I love at the beginning of Act Two, there’s this incredible drum fill that happens. Upstage it’s me, Nadia [Dandashi], Kim [Blanck] and Shaina [Taub], and we’re just waiting for that curtain to rise. And I don’t know what it is about that moment, but it gives me full body chills every single time we get to do it, it’s just so cool! The four of us are all making our Broadway debuts in this, and we’re standing onstage, and the curtain rises, and we’re there. It’s so cool. I feel like such a badass in that moment.
What are you most looking forward to audiences seeing with this show?
I’m most excited for audiences to meet these women and to learn this history. This did not happen such a long time ago. These women are not so far removed from where we are today, and yet it is such a forgotten and glossed-over part of our history in this country.
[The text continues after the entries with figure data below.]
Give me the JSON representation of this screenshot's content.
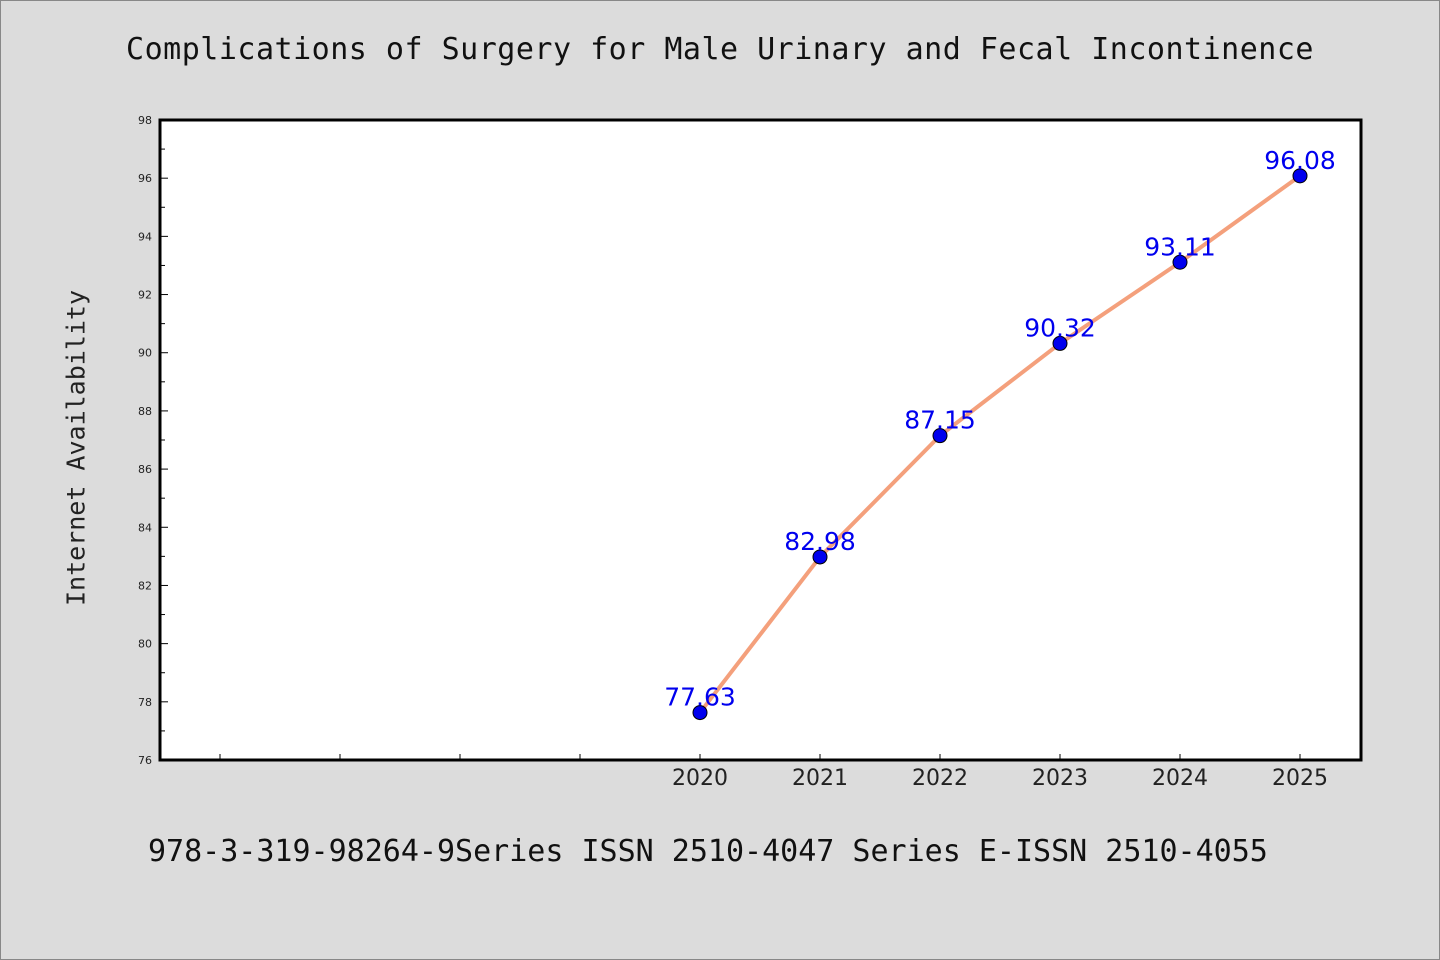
{
  "chart_data": {
    "type": "line",
    "title": "Complications of Surgery for Male Urinary and Fecal Incontinence",
    "xlabel": "",
    "ylabel": "Internet Availability",
    "x": [
      "2020",
      "2021",
      "2022",
      "2023",
      "2024",
      "2025"
    ],
    "series": [
      {
        "values": [
          77.63,
          82.98,
          87.15,
          90.32,
          93.11,
          96.08
        ],
        "labels": [
          "77.63",
          "82.98",
          "87.15",
          "90.32",
          "93.11",
          "96.08"
        ]
      }
    ],
    "yticks": [
      "76",
      "78",
      "80",
      "82",
      "84",
      "86",
      "88",
      "90",
      "92",
      "94",
      "96",
      "98"
    ],
    "ylim": [
      76,
      98
    ],
    "grid": false,
    "legend": "none",
    "colors": {
      "line": "#f4a07c",
      "marker": "#0000ee",
      "data_label": "#0000ee",
      "background": "#dcdcdc",
      "plot_background": "#ffffff"
    }
  },
  "footer": "978-3-319-98264-9Series ISSN 2510-4047 Series E-ISSN 2510-4055"
}
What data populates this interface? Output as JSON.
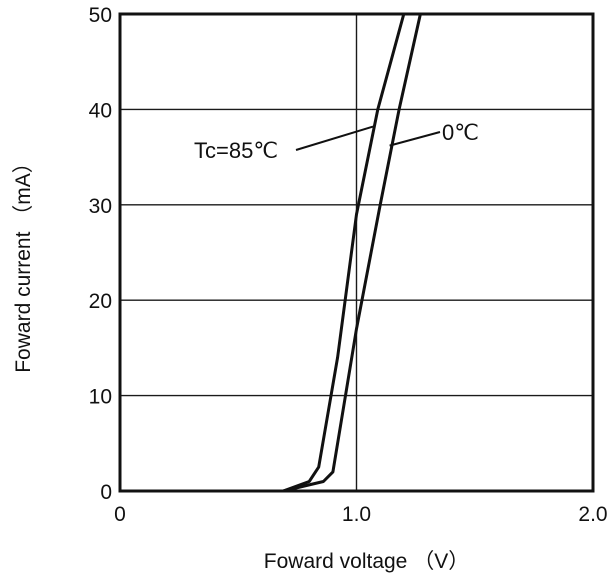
{
  "chart_data": {
    "type": "line",
    "title": "",
    "xlabel": "Foward voltage （V）",
    "ylabel": "Foward current （mA）",
    "xlim": [
      0,
      2.0
    ],
    "ylim": [
      0,
      50
    ],
    "x_ticks": [
      {
        "value": 0,
        "label": "0"
      },
      {
        "value": 1.0,
        "label": "1.0"
      },
      {
        "value": 2.0,
        "label": "2.0"
      }
    ],
    "y_ticks": [
      {
        "value": 0,
        "label": "0"
      },
      {
        "value": 10,
        "label": "10"
      },
      {
        "value": 20,
        "label": "20"
      },
      {
        "value": 30,
        "label": "30"
      },
      {
        "value": 40,
        "label": "40"
      },
      {
        "value": 50,
        "label": "50"
      }
    ],
    "grid": {
      "horizontal": [
        10,
        20,
        30,
        40
      ],
      "vertical": [
        1.0
      ]
    },
    "series": [
      {
        "label": "Tc=85℃",
        "x": [
          0.69,
          0.8,
          0.84,
          0.92,
          1.0,
          1.09,
          1.2
        ],
        "y": [
          0,
          1.0,
          2.5,
          14.0,
          29.0,
          40.0,
          50.0
        ]
      },
      {
        "label": "0℃",
        "x": [
          0.69,
          0.86,
          0.9,
          1.0,
          1.1,
          1.18,
          1.27
        ],
        "y": [
          0,
          1.0,
          2.0,
          17.0,
          30.0,
          40.0,
          50.0
        ]
      }
    ],
    "annotations": [
      {
        "text": "Tc=85℃",
        "series": 0,
        "point": [
          1.07,
          38.2
        ]
      },
      {
        "text": "0℃",
        "series": 1,
        "point": [
          1.14,
          36.2
        ]
      }
    ]
  }
}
And the thing that’s fascinating is people will say, “I had no idea these women existed, I had no idea what was going on.” And it’s very exciting, especially when younger girls come and see the show and they’re like, “We didn’t learn about this! We were learning about the Constitution and this wasn’t even talked about!” And it’s like, yeah, because these women have not been given their due. And I’m so excited for people to meet them.
We don’t cover everything in the show, it’s not humanly possible to fit it all in a two hour piece, but I hope that there will be one person that resonates with you and you will go home and Google them or research them and fall down the rabbit hole of these incredible women. Because they are here for you to discover, and if this can be your introduction to them, how amazing is that?